Here, we present an assay based on IM-MS that rapidly identifies the binding site of a peptide to KIX by using CIU. This is a rare example of using CIU to identify unique fingerprints for different binding sites within a single protein. Specifically, we identified a region between 12 and 16 V in our CIU data that provides the best differentiation between KIX complex types. This region could be used to build a high-throughput CIU screen capable of rapidly identifying the binding modes of potential PPI inhibitors. Such a screening approach would necessarily rely upon a discrete relationship between CIU fingerprints and KIX-peptide-binding modes adopted by the complexes observed. More broadly, through detailed comparisons of CIU fingerprints, quantified using RMSD values, our CIU experiments reveal that the differences in the observed CIU features arise from the altered stabilities of the complexes imparted through peptide binding. We hypothesize that KIX unfolds in a linear α-helix 1–3 fashion in the gas-phase, which correlates well with previous ECD and CID experiments [21, 22]. Such a detailed understanding of the KIX CIU process, linking CIU features to specific regions of the KIX structure, may enable the development of improved PPI inhibitor binding assays.

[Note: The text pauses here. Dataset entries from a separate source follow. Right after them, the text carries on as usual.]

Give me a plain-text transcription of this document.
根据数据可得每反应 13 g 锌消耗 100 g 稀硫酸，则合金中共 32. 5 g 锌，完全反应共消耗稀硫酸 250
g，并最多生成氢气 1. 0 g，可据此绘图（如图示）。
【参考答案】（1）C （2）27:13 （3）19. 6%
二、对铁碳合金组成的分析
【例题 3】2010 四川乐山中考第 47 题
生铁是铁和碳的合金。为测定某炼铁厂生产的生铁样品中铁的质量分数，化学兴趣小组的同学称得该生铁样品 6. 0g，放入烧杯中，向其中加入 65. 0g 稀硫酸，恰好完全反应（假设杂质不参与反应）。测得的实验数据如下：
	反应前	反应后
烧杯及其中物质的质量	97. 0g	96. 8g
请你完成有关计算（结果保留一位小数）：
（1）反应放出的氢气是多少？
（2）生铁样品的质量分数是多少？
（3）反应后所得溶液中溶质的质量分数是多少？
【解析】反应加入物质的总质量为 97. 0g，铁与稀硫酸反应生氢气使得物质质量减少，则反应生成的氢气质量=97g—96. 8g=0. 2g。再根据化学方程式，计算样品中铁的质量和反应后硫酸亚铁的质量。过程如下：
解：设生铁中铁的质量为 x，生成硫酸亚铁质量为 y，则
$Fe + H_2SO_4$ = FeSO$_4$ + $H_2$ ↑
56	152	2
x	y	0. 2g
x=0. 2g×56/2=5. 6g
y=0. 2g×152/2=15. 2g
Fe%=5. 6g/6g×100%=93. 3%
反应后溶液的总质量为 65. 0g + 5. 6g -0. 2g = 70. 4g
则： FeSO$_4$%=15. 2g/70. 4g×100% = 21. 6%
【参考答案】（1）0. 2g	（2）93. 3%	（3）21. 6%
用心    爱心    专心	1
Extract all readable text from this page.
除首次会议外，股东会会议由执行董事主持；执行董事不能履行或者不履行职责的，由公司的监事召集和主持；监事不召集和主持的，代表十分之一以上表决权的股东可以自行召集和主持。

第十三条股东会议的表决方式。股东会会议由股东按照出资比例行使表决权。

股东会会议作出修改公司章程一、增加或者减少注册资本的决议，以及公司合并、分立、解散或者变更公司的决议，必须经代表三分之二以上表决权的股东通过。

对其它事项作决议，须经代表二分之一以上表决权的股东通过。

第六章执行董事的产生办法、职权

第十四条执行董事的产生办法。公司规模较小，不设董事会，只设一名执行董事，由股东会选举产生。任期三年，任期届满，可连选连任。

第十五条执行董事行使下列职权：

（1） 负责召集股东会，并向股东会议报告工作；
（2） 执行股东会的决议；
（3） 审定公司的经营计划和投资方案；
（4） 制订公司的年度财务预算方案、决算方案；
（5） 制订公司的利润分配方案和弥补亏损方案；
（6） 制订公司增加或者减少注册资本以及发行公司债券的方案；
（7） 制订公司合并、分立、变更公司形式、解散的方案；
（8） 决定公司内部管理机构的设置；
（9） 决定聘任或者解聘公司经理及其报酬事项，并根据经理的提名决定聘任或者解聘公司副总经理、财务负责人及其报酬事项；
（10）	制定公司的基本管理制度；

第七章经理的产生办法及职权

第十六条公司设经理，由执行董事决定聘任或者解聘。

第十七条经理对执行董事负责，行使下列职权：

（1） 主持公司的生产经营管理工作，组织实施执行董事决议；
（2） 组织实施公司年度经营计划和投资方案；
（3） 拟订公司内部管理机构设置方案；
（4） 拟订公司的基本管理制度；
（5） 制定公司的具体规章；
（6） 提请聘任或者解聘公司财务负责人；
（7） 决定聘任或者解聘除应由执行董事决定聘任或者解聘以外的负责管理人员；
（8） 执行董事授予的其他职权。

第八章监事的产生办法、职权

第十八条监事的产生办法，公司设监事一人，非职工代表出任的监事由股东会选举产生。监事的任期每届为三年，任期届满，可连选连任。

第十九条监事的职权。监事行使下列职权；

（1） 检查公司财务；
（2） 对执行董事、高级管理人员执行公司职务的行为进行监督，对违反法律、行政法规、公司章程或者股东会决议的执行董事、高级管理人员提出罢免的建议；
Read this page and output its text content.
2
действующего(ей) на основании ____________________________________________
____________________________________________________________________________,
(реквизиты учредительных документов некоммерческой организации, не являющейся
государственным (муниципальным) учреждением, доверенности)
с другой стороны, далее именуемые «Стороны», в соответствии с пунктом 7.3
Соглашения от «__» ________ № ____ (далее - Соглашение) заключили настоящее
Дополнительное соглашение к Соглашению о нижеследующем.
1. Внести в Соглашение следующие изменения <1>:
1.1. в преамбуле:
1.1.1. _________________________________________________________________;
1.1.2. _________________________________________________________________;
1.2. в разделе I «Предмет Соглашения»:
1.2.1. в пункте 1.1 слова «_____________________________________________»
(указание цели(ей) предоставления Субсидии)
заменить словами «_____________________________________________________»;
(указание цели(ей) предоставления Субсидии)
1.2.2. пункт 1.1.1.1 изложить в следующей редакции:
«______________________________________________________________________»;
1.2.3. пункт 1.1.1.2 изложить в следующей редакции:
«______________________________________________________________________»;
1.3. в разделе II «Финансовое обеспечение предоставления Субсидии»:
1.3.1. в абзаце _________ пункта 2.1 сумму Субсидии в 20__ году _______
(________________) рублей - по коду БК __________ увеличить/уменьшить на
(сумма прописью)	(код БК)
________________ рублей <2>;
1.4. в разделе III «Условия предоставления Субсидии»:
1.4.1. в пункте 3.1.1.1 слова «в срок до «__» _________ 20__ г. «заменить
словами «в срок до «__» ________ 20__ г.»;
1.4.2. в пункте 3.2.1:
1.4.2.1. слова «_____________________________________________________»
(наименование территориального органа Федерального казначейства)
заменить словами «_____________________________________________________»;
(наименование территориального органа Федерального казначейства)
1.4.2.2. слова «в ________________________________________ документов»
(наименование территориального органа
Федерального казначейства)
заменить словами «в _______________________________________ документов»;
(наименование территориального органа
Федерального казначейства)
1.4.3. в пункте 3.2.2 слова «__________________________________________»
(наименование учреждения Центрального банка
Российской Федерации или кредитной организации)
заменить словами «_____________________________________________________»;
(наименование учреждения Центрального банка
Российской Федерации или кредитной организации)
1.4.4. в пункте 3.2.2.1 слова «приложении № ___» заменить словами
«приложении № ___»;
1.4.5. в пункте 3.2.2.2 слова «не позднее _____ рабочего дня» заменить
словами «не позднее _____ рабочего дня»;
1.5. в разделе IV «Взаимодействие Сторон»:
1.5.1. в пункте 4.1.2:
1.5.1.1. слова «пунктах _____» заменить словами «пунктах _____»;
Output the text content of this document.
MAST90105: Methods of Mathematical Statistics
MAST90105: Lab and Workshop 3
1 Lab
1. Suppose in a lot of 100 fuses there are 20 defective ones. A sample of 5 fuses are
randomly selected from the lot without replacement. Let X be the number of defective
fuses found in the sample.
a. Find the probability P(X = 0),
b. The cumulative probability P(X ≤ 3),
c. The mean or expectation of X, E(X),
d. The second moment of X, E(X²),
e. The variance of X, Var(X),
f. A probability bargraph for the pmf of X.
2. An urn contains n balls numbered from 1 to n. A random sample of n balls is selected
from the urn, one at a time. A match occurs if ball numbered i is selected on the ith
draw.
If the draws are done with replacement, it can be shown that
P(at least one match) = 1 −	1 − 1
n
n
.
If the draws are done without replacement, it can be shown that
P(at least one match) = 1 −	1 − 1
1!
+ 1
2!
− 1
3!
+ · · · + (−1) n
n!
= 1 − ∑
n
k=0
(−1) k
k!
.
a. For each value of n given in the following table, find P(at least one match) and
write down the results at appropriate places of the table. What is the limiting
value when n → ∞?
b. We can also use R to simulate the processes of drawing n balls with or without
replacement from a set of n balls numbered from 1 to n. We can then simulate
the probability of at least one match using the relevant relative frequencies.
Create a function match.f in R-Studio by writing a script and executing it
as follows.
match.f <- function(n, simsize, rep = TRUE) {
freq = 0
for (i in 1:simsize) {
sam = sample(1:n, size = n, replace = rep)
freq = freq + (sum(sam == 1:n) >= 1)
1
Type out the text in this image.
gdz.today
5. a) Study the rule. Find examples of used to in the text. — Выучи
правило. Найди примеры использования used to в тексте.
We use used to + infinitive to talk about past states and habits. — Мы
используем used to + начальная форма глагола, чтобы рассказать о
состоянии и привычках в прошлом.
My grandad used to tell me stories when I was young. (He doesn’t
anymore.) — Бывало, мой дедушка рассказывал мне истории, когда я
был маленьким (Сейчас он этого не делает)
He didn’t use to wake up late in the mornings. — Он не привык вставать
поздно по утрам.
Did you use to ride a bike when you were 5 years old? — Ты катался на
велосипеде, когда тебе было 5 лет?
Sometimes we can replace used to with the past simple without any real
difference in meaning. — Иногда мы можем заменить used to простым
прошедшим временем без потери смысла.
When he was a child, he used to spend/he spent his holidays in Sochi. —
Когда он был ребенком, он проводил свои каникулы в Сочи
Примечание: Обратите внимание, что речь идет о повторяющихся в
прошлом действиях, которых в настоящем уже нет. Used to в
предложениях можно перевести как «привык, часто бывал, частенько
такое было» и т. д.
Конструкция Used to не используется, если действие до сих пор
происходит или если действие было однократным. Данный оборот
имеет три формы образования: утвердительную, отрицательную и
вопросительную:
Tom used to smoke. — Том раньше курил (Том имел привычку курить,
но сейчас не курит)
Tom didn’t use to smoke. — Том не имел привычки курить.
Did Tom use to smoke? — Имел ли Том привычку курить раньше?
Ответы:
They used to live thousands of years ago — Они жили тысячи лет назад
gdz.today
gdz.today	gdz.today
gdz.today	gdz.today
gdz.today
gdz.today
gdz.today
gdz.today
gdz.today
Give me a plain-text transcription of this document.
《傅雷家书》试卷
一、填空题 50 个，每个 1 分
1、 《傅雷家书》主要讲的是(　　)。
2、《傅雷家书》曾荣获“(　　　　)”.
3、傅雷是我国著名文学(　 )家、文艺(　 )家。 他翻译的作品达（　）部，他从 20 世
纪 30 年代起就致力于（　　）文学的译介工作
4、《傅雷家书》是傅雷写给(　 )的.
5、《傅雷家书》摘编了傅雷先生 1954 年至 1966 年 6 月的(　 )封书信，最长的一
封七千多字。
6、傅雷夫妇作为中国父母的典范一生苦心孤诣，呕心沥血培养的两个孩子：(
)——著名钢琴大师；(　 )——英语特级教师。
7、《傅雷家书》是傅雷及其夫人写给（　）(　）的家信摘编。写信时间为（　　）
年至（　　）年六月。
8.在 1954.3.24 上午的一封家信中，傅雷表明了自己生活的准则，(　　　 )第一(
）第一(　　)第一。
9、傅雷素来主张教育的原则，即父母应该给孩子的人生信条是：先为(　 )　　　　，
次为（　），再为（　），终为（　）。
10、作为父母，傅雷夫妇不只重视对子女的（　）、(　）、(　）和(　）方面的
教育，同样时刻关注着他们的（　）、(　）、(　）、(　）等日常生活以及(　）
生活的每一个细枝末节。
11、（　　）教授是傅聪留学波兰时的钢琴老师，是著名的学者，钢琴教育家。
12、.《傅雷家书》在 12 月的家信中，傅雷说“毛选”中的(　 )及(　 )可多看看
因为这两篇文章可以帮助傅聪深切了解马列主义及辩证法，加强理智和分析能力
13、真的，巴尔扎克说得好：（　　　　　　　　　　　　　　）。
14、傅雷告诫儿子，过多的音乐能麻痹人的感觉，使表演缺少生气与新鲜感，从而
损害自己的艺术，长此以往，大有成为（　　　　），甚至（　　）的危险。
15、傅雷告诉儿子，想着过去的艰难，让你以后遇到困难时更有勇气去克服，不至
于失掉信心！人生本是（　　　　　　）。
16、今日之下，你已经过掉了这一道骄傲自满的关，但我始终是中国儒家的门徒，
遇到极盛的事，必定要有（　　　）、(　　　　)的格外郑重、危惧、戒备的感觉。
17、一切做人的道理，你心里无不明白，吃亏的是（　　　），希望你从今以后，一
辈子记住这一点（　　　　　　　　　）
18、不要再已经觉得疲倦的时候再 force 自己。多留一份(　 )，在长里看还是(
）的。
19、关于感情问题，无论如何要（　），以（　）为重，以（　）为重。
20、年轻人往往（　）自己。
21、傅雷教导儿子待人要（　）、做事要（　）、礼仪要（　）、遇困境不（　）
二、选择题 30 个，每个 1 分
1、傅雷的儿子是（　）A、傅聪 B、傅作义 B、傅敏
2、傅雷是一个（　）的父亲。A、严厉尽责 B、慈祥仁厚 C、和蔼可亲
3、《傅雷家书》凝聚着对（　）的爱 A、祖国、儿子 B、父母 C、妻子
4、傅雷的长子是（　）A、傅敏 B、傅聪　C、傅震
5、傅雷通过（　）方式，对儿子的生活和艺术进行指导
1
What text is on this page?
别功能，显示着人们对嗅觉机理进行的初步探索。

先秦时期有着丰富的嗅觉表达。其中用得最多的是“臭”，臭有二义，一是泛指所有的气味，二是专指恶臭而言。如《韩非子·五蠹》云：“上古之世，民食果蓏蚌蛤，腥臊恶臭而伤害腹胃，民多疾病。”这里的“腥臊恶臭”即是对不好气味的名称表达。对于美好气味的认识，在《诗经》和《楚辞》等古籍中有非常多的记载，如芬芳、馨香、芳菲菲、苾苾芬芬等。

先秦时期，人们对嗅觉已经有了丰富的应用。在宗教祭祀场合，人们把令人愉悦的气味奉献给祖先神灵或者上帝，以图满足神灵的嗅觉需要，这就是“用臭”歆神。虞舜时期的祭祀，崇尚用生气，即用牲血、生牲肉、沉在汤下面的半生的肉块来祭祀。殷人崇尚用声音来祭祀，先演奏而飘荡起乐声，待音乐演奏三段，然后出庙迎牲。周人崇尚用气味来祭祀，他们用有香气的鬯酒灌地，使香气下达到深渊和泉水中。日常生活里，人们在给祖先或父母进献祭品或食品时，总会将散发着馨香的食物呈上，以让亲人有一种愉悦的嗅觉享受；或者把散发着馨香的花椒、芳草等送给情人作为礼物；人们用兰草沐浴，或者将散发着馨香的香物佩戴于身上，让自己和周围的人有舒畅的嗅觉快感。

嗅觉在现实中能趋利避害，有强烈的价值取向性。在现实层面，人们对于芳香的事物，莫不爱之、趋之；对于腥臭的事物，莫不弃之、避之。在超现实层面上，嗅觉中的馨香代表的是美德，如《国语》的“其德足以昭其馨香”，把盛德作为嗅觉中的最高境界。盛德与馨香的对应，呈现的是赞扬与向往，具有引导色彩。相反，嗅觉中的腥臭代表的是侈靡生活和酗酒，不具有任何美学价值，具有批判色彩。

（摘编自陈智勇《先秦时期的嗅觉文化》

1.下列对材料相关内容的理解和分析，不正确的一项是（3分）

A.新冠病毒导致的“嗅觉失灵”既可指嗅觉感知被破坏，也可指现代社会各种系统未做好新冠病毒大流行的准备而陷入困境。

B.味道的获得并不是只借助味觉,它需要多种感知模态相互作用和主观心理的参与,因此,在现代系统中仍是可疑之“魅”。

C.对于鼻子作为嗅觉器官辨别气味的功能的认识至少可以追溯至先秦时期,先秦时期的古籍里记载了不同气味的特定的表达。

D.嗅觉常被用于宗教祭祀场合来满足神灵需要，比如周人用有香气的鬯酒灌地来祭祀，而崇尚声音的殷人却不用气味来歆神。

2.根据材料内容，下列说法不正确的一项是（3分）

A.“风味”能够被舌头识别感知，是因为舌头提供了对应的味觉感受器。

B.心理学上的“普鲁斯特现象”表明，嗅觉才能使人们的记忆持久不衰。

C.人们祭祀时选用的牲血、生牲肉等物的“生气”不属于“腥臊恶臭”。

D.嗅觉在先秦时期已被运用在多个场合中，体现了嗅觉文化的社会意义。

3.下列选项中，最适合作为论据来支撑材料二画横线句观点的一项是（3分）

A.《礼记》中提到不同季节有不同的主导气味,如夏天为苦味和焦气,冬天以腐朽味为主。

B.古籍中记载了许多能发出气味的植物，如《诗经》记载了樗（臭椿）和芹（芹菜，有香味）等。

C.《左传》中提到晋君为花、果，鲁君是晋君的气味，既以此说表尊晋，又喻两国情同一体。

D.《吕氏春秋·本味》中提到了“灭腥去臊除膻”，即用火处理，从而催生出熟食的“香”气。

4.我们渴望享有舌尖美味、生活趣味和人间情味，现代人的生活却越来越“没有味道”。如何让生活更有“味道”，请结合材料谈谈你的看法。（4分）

Despite the progress summarized above, neither native MS nor CIU data were able to detect evidence of allostery between the pKID- and MLL-binding sites. We propose that further MS-based studies could be used examine the allosteric effect by determining the dissociation constants, Kds, [44] for the different complexes by carefully titrating the concentration of one peptide, and measuring the amount of complex formation targeting both both apoKIX and a pre-existing KIX complexes where the alternative binding site is occupied. Such experiments would need to be conducted carefully, taking into account potential differences in the ionization efficiencies of the KIX:peptide complexes studied. These Kd measurements could later be built into a full CIU-MS screen to provide both allostery and ligand localization information for high-throughput screening.